1920’ler: İki parçalar
20’lerde inanılmaz popüler olan bu iki parça setler günümüz sokak modasında da kendini göstermekte. Fotoğraftaki kadın dantel ve ipekten bir bralet ve altına uyumlu bir ipek, elastik belli şort giyiyor. Tasarımdan tasarıma değişen bu akımda etekler de kullanılabiliyordu.
1920’ler: Slip elbise ve dizüstü ince çorap
1920’lerde iki parçaların yanı sıra dizin hemen üstünde biten slip elbiseler ve elbisenin bitimine denk gelen dizüstü ince çoraplar da oldukça revaçtaydı.
1930’lar: Elastik korseler
Birileri kalıp gibi sert, bağlanması zor, rahatsız korselerden şikâyetçi olmuş olacak ki 1930’lara gelindiğinde korseler elastik kumaşlardan giyilmesi çok daha kolay bir şekilde üretilmeye başlandı. Bu yeni kumaşla korse giyenin bel ölçüsü çerçevesinde esneyebiliyordu. Birçok modelin altında jartiyerleri tutmak için kemer eklentileri de vardı.
1930’lar: Sabahlıklar
Takım halinde, aynı kumaştan üretilen slip elbise ve sabahlık takımları 1930’ların bir başka öne çıkan trendiydi. Moda akımlarının iyice kendini iç çamaşırında da göstermeye başladığı bu dönemde dantel ayrıntılar, kemerler öne çıktı ve daha sade parçalarla kontrast oluşturmak için kullanıldı.
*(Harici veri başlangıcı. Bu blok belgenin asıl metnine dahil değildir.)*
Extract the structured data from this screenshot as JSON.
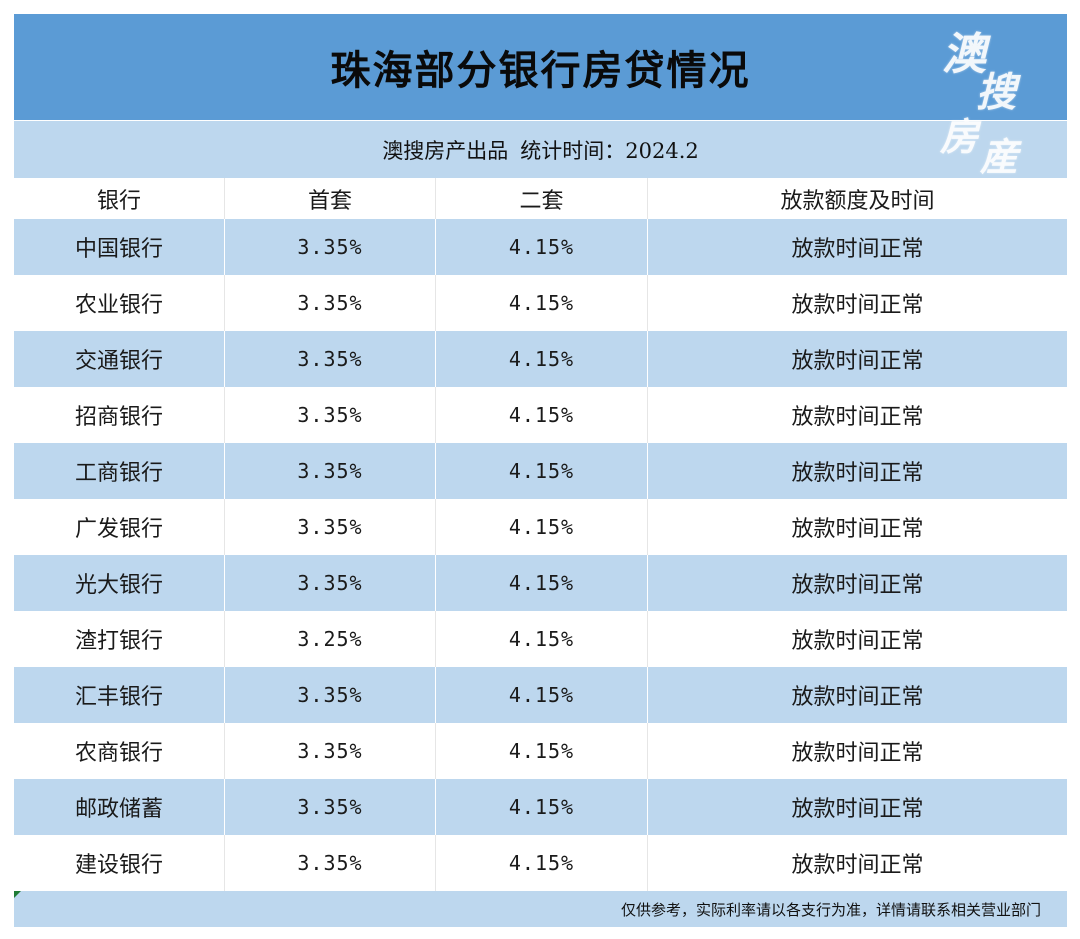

1940’lar: Straplez ve yapışkan sütyenler
Günümüzde kullanılmaya devam eden parçaların ilk halleri işte böyle gözüküyordu. Aslında straplez sütyen ilk olarak 30’larda kullanılmaya başlansa da dünya çapında kabul görmesi biraz vakit aldı. Soldaki fotoğrafta Jack Glick’in tasarımını görüyorsunuz. Yapışkan sütyenler ise Charles L. Langs tarafından icat edildi. İnsanlar yıllardır bu rahatlığı bekliyor olacak ki büyük ilgi gördü.
1950’ler: Kombinezon ve yüksek belli külotlar
Bu yıllarda midi elbiseler oldukça modaydı. Onları daha hacimli göstermek ve astar görevi görmesi için yardıma hacimli kombinezonlar yetişti. Kombinezonu elbisenin altından hafifçe göstermek de çok revaçtaydı ve oldukça seksi bulunuyordu. Seksi duruş 1950’lerde iyice kendini göstermeye başladı ve yüksek belli külotlar transparan mini geceliklerle kombinlenmeye başlandı.
1960’lar: Zarif kombinezonlar
60’lara gelindikçe kombinezonlar hacimlerini kaybettiler ve o zamanın modasının birebir yansıması olan daha akışkan ve zarif silüetler halinde karşımıza çıkmaya başladılar. Transparan detaylar ve ince askılar en spesifik özellikleriydi.
1970’ler: Etekli body’ler ve iddialı desenler
1970’lerde domine olmaya başlayan bohem kültür beraberinde etekli body’leri de getirdi. Daha umarsız bir görüntü ortaya çıkardığı düşünülen bu parça o zamanlar çok popülerdi. Aynı şekilde puantiye, ekose ve pateh desenleri de yaygınlaştı ve iç çamaşırlarında boy göstermeye başladılar.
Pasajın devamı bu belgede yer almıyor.